This article explains how to create a human-readable backup of your KeePassXC database on paper.

Why?

People use KeePassXC to store all kinds of confidential information, including data beyond simple access credentials for online accounts. Your database may contain bank account numbers, tax/insurance/social security information, your Bitcoin wallet private key, or any other data that’s vital in the digital as well as in the real world. KeePassXC makes sure (provided that your master key is sufficiently complex) that nobody else gets access to that information, but what happens if you lose access yourselves?

Nobody knows what the future will bring. Your cloud provider might terminate your account, preventing you from accessing your database file. Your apartment might burn down, destroying your computer and all your backup media. Your operating system might refuse to run KeePassXC. The Internet might break down. Your government might make encryption illegal.

You might wake up with a head injury and no longer remember your master key.
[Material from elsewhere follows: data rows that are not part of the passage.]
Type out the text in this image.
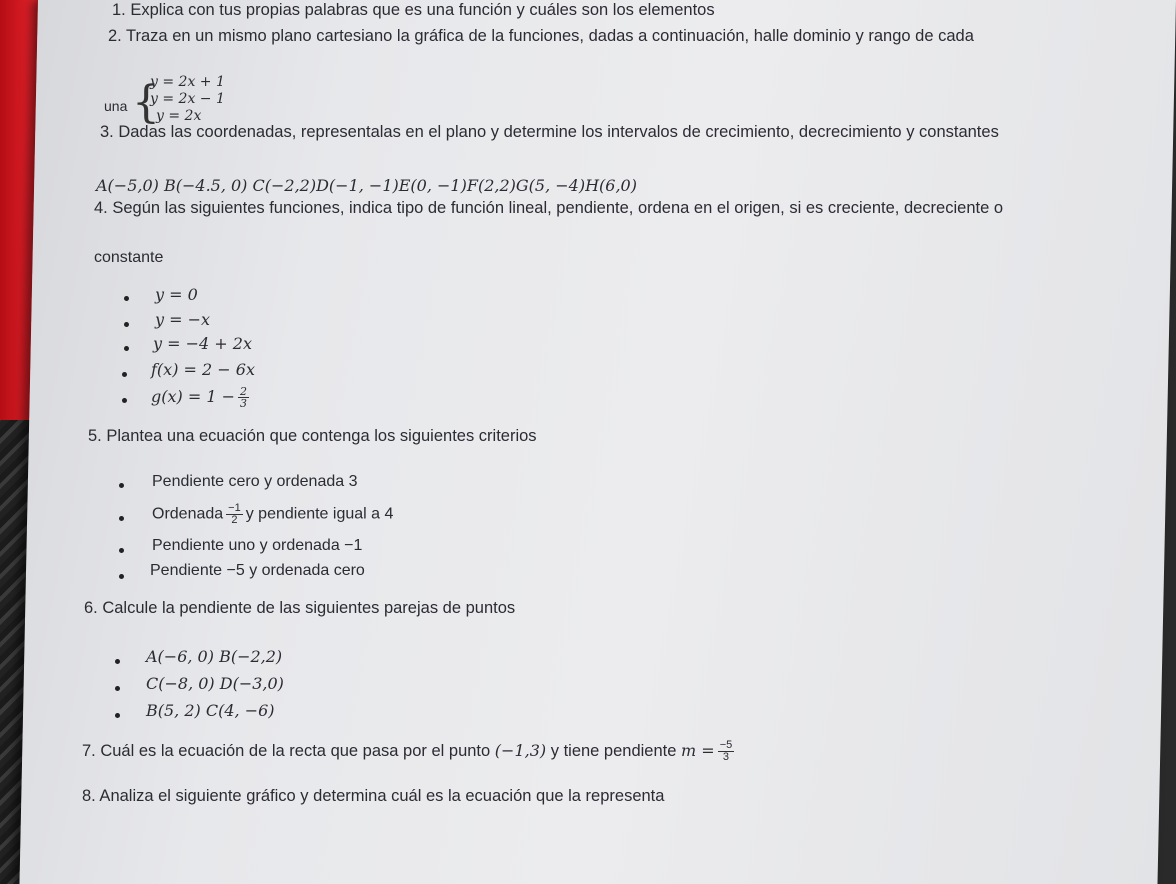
1. Explica con tus propias palabras que es una función y cuáles son los elementos
2. Traza en un mismo plano cartesiano la gráfica de la funciones, dadas a continuación, halle dominio y rango de cada
una {
y = 2x + 1
y = 2x − 1
y = 2x
3. Dadas las coordenadas, representalas en el plano y determine los intervalos de crecimiento, decrecimiento y constantes
A(−5,0) B(−4.5, 0) C(−2,2)D(−1, −1)E(0, −1)F(2,2)G(5, −4)H(6,0)
4. Según las siguientes funciones, indica tipo de función lineal, pendiente, ordena en el origen, si es creciente, decreciente o
constante
y = 0
y = −x
y = −4 + 2x
f(x) = 2 − 6x
$g(x) = 1 - \frac{2}{3}$
5. Plantea una ecuación que contenga los siguientes criterios
Pendiente cero y ordenada 3
Ordenada $\frac{-1}{2}$ y pendiente igual a 4
Pendiente uno y ordenada −1
Pendiente −5 y ordenada cero
6. Calcule la pendiente de las siguientes parejas de puntos
A(−6, 0) B(−2,2)
C(−8, 0) D(−3,0)
B(5, 2) C(4, −6)
7. Cuál es la ecuación de la recta que pasa por el punto (−1,3) y tiene pendiente $m = \frac{-5}{3}$
8. Analiza el siguiente gráfico y determina cuál es la ecuación que la representa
You might die, your spouse might need your data, but do they know your master key? Do they know the location of your database file? Do they know anything about KeePassXC or how to use it?

Keeping backups of your database file in different physical locations remedies some of these issues. Backing up your database to sheets of paper that are readable by humans is another link in your safety chain.

How?

Paper backups are created with KeePassXC’s “HTML Export” feature, which was introduced in KeePassXC 2.5.0. Although the name suggests a more general export facility (like CSV Export), HTML Export was implemented with the explicit intention of supplying paper backups. (Also, note that the result of HTML Export is designed to be human-readable, so there’s no “HTML Import”.)

In a nutshell: Use “HTML Export” to create an HTML file, print that file using your web browser, then delete the file.

In detail:

  1. In KeePassXC, in the “Database” menu, click “Export”, then click “HTML File …”.
  2. A warning message appears that explains that you are going to create an unencrypted file that exposes all your passwords. Read the warning and click “Yes” if you agree to proceed.
  3. A file selection box appears. Choose a file in a temporary location, e. g. your desktop, and name it something like paperbackup.html.
  4. Open paperbackup.html in your web browser (for example, double-click it in Finder/Explorer/file manager).
  5. Use the browser’s “print” function to print the file to paper.
  6. Delete paperbackup.html. Make sure to really destroy the file, rather than moving it to the trash.
  7. Store the printed pages in a safe place.

Screenshot

How about security?

There’s always a trade-off between safety (make sure you can access your data) and security (make sure nobody else can access your data). Paper backups improve safety but reduce security. There are several ways by which your passwords could be compromised when creating and keeping paper backups:

  • A burglar might steal the paper backup from your home.
  • The printer might keep a copy of the paper backup on its built-in hard disk.
  • The operating system might keep a copy of the paper backup in its printer spooler.
  • The browser might keep a copy of the paper backup in its cache.
  • Someone might be eavesdropping on your network while you send the paper backup to a network printer.
  • You might forget to delete the HTML export file, or move it to the trash rather than deleting it.
  • Even if deleted, the contents of the HTML export file still exist physically on your hard disk for a certain time.
  • Malware on your computer might have compromised the browser or printer driver, sending copies of all viewed or printed pages to some malicious host on the Internet.
  • You print the paper backup. The printer jams or loses connection. You print again on a different printer, forgetting about the first one. Some time later, the first printer comes back to life and continues printing; someone else finds the pages before you do.

Be aware of all these (and more) possiblities before you create a paper backup, and decide for yourself if the risk is acceptable.

Even if everything works smoothly, you have to take precautions to keep your paper backups secure from unauthorized access. You might place them in a bank vault, or keep them along with your money/passport/important documents. Old paper backups should go straight into the shredder.